Obwohl unsere neue Wohnung nur ca. 2 km Luftlinie von meinem alten Zuhause entfernt liegt, gibt es hier in Oberföhring vieles, was ich erst jetzt entdecke.

Dieses Feldkreuz steht nur ein paar Meter von der dicht befahrenen Effnerstraße entfernt, die Gebäude im Hintergrund gehören zu der ehemaligen Ziegelei Deck. An den Kränen ist schon zu erkennen, dass dort ein neues Wohngebiet entsteht, ein Teil der alten Ziegelei soll als Industriedenkmal erhalten bleiben.

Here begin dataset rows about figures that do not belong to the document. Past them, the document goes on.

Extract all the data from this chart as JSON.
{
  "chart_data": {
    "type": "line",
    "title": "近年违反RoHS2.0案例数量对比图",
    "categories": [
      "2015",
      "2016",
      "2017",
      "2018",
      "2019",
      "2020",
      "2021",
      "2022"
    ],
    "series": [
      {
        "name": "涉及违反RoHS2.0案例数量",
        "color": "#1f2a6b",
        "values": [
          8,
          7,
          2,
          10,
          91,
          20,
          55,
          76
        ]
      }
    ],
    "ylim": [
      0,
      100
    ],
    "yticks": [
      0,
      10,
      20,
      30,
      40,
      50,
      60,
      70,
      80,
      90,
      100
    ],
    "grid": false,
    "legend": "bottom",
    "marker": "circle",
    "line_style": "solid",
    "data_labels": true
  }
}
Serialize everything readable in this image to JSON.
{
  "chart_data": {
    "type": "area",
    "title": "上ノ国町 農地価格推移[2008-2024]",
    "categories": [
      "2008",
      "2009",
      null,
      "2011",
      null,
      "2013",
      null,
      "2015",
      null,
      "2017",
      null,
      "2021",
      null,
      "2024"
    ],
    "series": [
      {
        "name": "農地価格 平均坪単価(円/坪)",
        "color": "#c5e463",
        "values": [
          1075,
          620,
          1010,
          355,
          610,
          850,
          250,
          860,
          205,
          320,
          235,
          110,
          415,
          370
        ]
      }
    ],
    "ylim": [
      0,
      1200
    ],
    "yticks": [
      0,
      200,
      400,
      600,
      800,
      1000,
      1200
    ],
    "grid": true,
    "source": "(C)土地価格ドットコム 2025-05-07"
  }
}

Der alte Dorfkern von Oberföhring hat bis heute seine friedliche Idylle behalten, weil er etwas abseits der Hauptdurchfahrtsstraßen liegt.

Der Name der Dorfstraße erinnert an das Muspilli, ein altbairisches Gedicht aus dem Jahre 870.

Der 1893 im romanischen Stil neu errichtete Kirchturm nimmt Bezug auf die Geschichte der Pfarrei Oberföhring, die bereits im Mittelalter bestand.

1678 war die alte Kirche so baufällig geworden, dass sie abgerissen und durch einen Neubau ersetzt wurde. Damals wurde die Kirche im Stil des bairischem Frühbarocks mit Stuck und einer Rosenkranzmadonna ausgestattet. Auf dem Foto ist der Altar noch mit einem lila Tuch verhangen, so wie es die Liturgie während der Fastenzeit vorschreibt.

Im Kirchenportal ist sowohl der Freisinger Korbiniansbär als auch das Münchner Kindl dargestellt, da Oberföhring bis zur Säkularisation 1803 zum Hochstift Freising gehörte, und erst danach zum Kurfürstentum Bayern kam.